目前已經有許多研究指出，使用微波作為加熱源可以有效提升酯化反應及轉酯化反應的反應速率，而如何使微波加速反應有更多應用，且進一步提高酯化反應的反應速率是本研究的重點。
本研究承襲先前實驗室的經驗，將原先的微波攪拌式腔體更改成噴霧式來讓反應物霧化，並使反應腔拉長以增加微波作用的面積及時間，進而增加微波對於加速酯化反應的影響；且根據勒特沙列原理，移除酯化反應中副生成物的水會使反應趨向朝右反應。而藉由噴霧將過程中所生成的水霧化於腔體內，並利用水對於微波有良好的吸收性，藉由微波的導入提供水熱源蒸發成水蒸汽，再使用抽氣系統將內部的水蒸氣快速移除，以提高反應速率。除此之外本研究亦參考其他物理及化學的方式，以進一步提高反應速率。
本研究分別以傳統加熱設備、微波攪拌式腔體及微波噴霧式腔體在不同溫度下進行酯化實驗，在沒有添加催化劑的情況下，反應速率最高能有1.94倍的成長；反應時間則能減少至一半。而若固定反應時間，則可以使操作溫度下降20度以達到節能的效果。除此之外，本研究也以鐵作為催化劑並結合了場強化方法嘗試進一步提高反應速率，最高可以有3.8倍的提升。並在過程中，探討了微波在中間所扮演的角色，了解微波與噴霧技術對於提升反應速率的影響。

This research aims to combine the microwave and spray technology to accelerate the esterification reaction in biodiesel pretreatment.
Nowadays, many researched have indicated that the use of microwave is able to enhance the reaction rate of esterification and transesterification. Therefore, how to expand the application for microwave-accelerated reaction and further increase the reaction rate for esterification are the subjects of this study.
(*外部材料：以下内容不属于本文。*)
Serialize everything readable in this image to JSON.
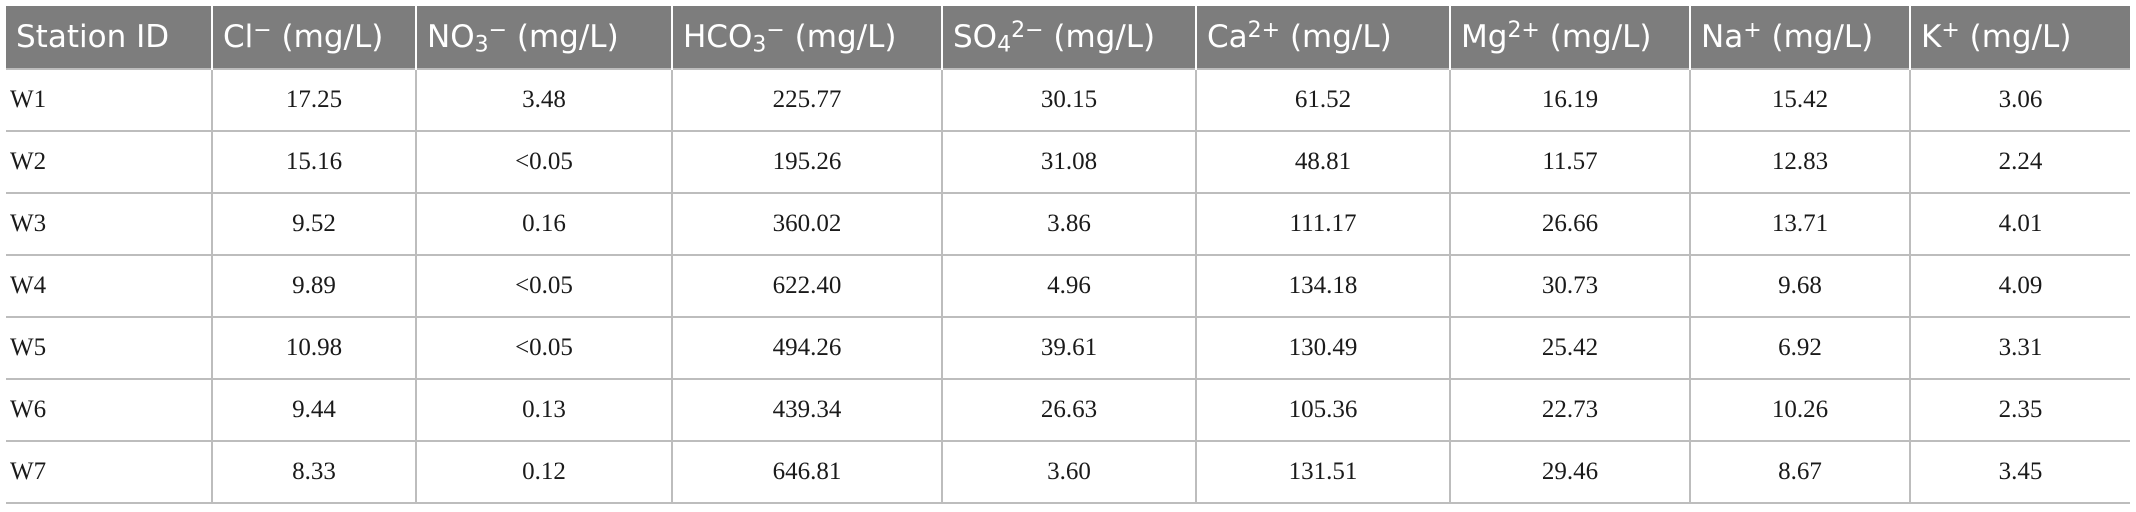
{
  "table": {
    "headers": [
      {
        "base": "Station ID",
        "sup": "",
        "sub": "",
        "after": ""
      },
      {
        "base": "Cl",
        "sup": "−",
        "sub": "",
        "after": " (mg/L)"
      },
      {
        "base": "NO",
        "sub": "3",
        "sup": "−",
        "after": " (mg/L)"
      },
      {
        "base": "HCO",
        "sub": "3",
        "sup": "−",
        "after": " (mg/L)"
      },
      {
        "base": "SO",
        "sub": "4",
        "sup": "2−",
        "after": " (mg/L)"
      },
      {
        "base": "Ca",
        "sub": "",
        "sup": "2+",
        "after": " (mg/L)"
      },
      {
        "base": "Mg",
        "sub": "",
        "sup": "2+",
        "after": " (mg/L)"
      },
      {
        "base": "Na",
        "sub": "",
        "sup": "+",
        "after": " (mg/L)"
      },
      {
        "base": "K",
        "sub": "",
        "sup": "+",
        "after": " (mg/L)"
      }
    ],
    "rows": [
      [
        "W1",
        "17.25",
        "3.48",
        "225.77",
        "30.15",
        "61.52",
        "16.19",
        "15.42",
        "3.06"
      ],
      [
        "W2",
        "15.16",
        "<0.05",
        "195.26",
        "31.08",
        "48.81",
        "11.57",
        "12.83",
        "2.24"
      ],
      [
        "W3",
        "9.52",
        "0.16",
        "360.02",
        "3.86",
        "111.17",
        "26.66",
        "13.71",
        "4.01"
      ],
      [
        "W4",
        "9.89",
        "<0.05",
        "622.40",
        "4.96",
        "134.18",
        "30.73",
        "9.68",
        "4.09"
      ],
      [
        "W5",
        "10.98",
        "<0.05",
        "494.26",
        "39.61",
        "130.49",
        "25.42",
        "6.92",
        "3.31"
      ],
      [
        "W6",
        "9.44",
        "0.13",
        "439.34",
        "26.63",
        "105.36",
        "22.73",
        "10.26",
        "2.35"
      ],
      [
        "W7",
        "8.33",
        "0.12",
        "646.81",
        "3.60",
        "131.51",
        "29.46",
        "8.67",
        "3.45"
      ]
    ]
  },
  "colors": {
    "header_bg": "#7d7d7d",
    "header_text": "#ffffff",
    "grid": "#bdbdbd"
  }
}
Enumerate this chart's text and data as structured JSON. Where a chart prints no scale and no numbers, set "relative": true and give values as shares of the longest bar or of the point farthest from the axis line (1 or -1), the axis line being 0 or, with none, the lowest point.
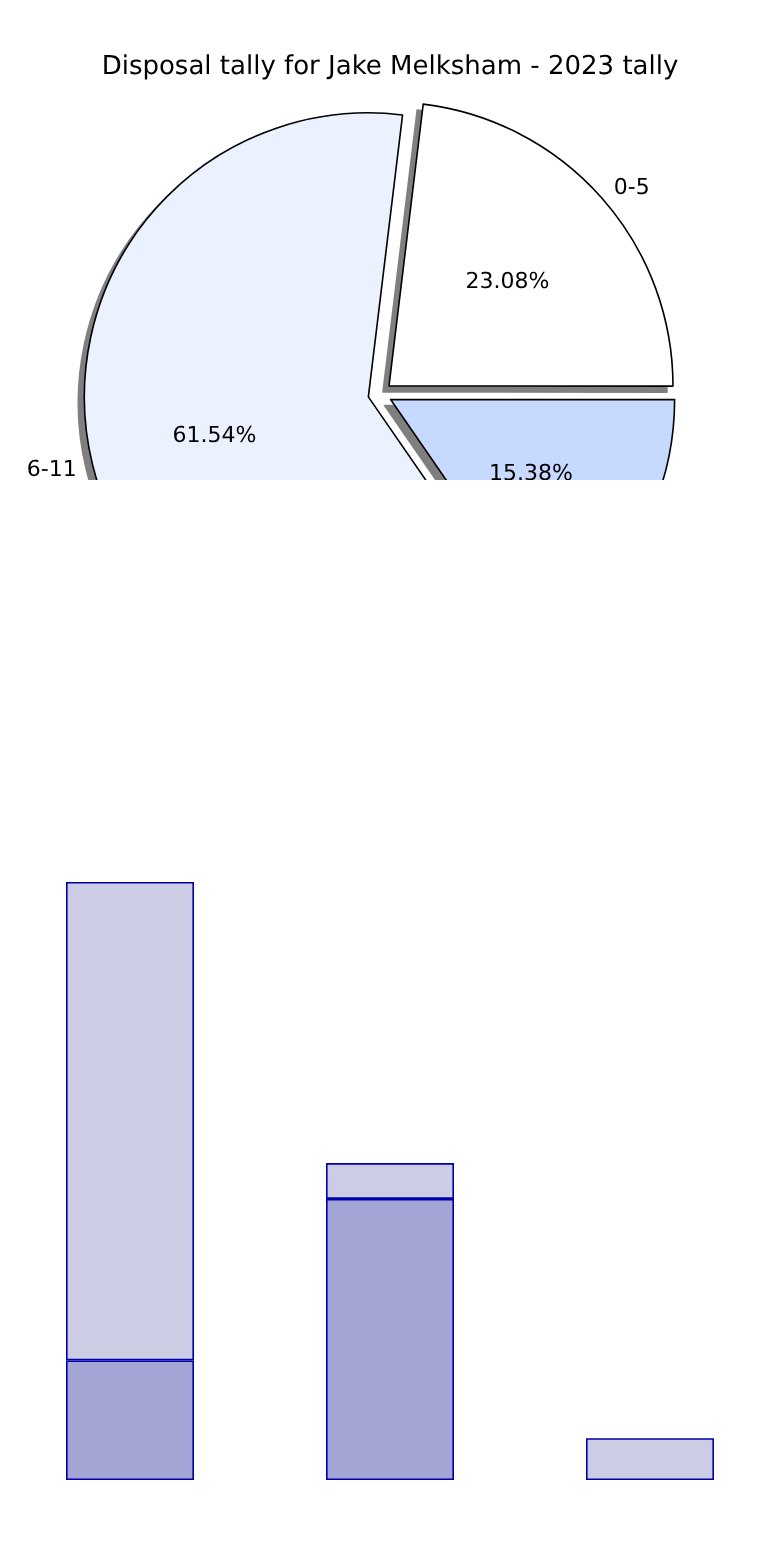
{
  "chart_data": [
    {
      "type": "pie",
      "title": "Disposal tally for Jake Melksham - 2023 tally",
      "categories": [
        "0-5",
        null,
        "6-11"
      ],
      "values": [
        23.08,
        15.38,
        61.54
      ],
      "colors": [
        "#ffffff",
        "#c6d9fe",
        "#ebf1fe"
      ],
      "value_labels": [
        "23.08%",
        "15.38%",
        "61.54%"
      ]
    },
    {
      "type": "bar",
      "relative": true,
      "stacked": true,
      "categories": [
        null,
        null,
        null
      ],
      "series": [
        {
          "color": "#a3a5d4",
          "values": [
            0.2,
            0.47,
            0
          ]
        },
        {
          "color": "#ccccE4",
          "values": [
            0.8,
            0.06,
            0.07
          ]
        }
      ]
    }
  ]
}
Following the experience before, we changed the microwave reactor from stirring type to spray type to atomize the reactants and extended the length of the reactor to increase the interacting area and time with microwave. Moreover, according to the Le Chatelier principle, removing the by-product, which is water, can make the reaction tend react to the right hand side. Thus, when the water is atomized in the reactor by spray system, it is able to be vapored by microwave because water can absorb the microwave well. And then the vapor is quickly removed by the vacuum system to enhance the reaction rate. In addition, this research also refers to other physical and chemical methods to further improve the reaction rate.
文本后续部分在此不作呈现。